It seems that the Jacobian ratio is defined as the ratio between the maximum and minimum Jacobian determinant in an element [1, 2]. And, that a value between 0.33333 and 1 is good-enough [3].

Nevertheless, for linear elements, the Jacobian is constant and thus the same over each element. As mentioned by @GustavoCosta, 3 descriptors commonly used for element quality check are aspect Ratio, internal angles, and Jacobian determinant. But there are many more as mentioned in a previous answer and references there. You might also want to check reference 4.


  1. Kwok, W., & Chen, Z. (2000, October).

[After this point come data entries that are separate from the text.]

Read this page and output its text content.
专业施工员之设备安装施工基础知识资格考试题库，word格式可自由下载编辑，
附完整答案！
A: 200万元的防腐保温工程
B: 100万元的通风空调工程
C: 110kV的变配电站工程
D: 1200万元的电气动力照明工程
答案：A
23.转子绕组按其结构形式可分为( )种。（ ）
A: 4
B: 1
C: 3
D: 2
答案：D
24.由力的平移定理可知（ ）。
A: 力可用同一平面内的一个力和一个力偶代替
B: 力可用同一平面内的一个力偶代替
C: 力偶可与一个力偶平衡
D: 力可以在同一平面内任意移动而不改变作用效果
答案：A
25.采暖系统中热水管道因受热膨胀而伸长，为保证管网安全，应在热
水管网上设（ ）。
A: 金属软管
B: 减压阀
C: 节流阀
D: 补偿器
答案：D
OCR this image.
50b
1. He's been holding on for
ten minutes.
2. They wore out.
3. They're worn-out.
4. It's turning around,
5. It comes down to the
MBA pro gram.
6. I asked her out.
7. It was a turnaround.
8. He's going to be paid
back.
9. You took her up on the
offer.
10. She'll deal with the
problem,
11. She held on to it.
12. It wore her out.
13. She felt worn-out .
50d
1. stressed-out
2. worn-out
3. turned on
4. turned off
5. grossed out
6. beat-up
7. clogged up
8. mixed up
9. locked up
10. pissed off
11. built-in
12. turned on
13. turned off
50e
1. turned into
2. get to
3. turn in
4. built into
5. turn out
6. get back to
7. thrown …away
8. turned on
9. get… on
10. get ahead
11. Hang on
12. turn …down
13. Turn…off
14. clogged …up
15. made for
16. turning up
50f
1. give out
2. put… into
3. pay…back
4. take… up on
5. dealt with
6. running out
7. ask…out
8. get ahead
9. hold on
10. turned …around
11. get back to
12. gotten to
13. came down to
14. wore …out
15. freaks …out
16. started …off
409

A Simple and Effective Mesh Quality Metric for Hexahedral and Wedge Elements. In IMR (pp. 325-333).

  2. Bi, Z. (2017). Finite Element Analysis Applications: A Systematic and Practical Approach. Academic Press.

  3. Bucki, M., Lobos, C., Payan, Y., & Hitschfeld, N. (2011). Jacobian-based repair method for finite element meshes after registration. Engineering with Computers, 27(3), 285-297.

  4. Shewchuk, J. R. (2002). What is a good linear finite element? interpolation, conditioning, anisotropy, and quality measures (preprint). University of California at Berkeley, 73, 137.


I suppose you have calculated the determinant of the Jacobian, and you may calculate the Jacobian ratio by the ratio of the maximum and the minimum of the determinant value. Please refer to this link if you have difficulties to calculate the Jacobian.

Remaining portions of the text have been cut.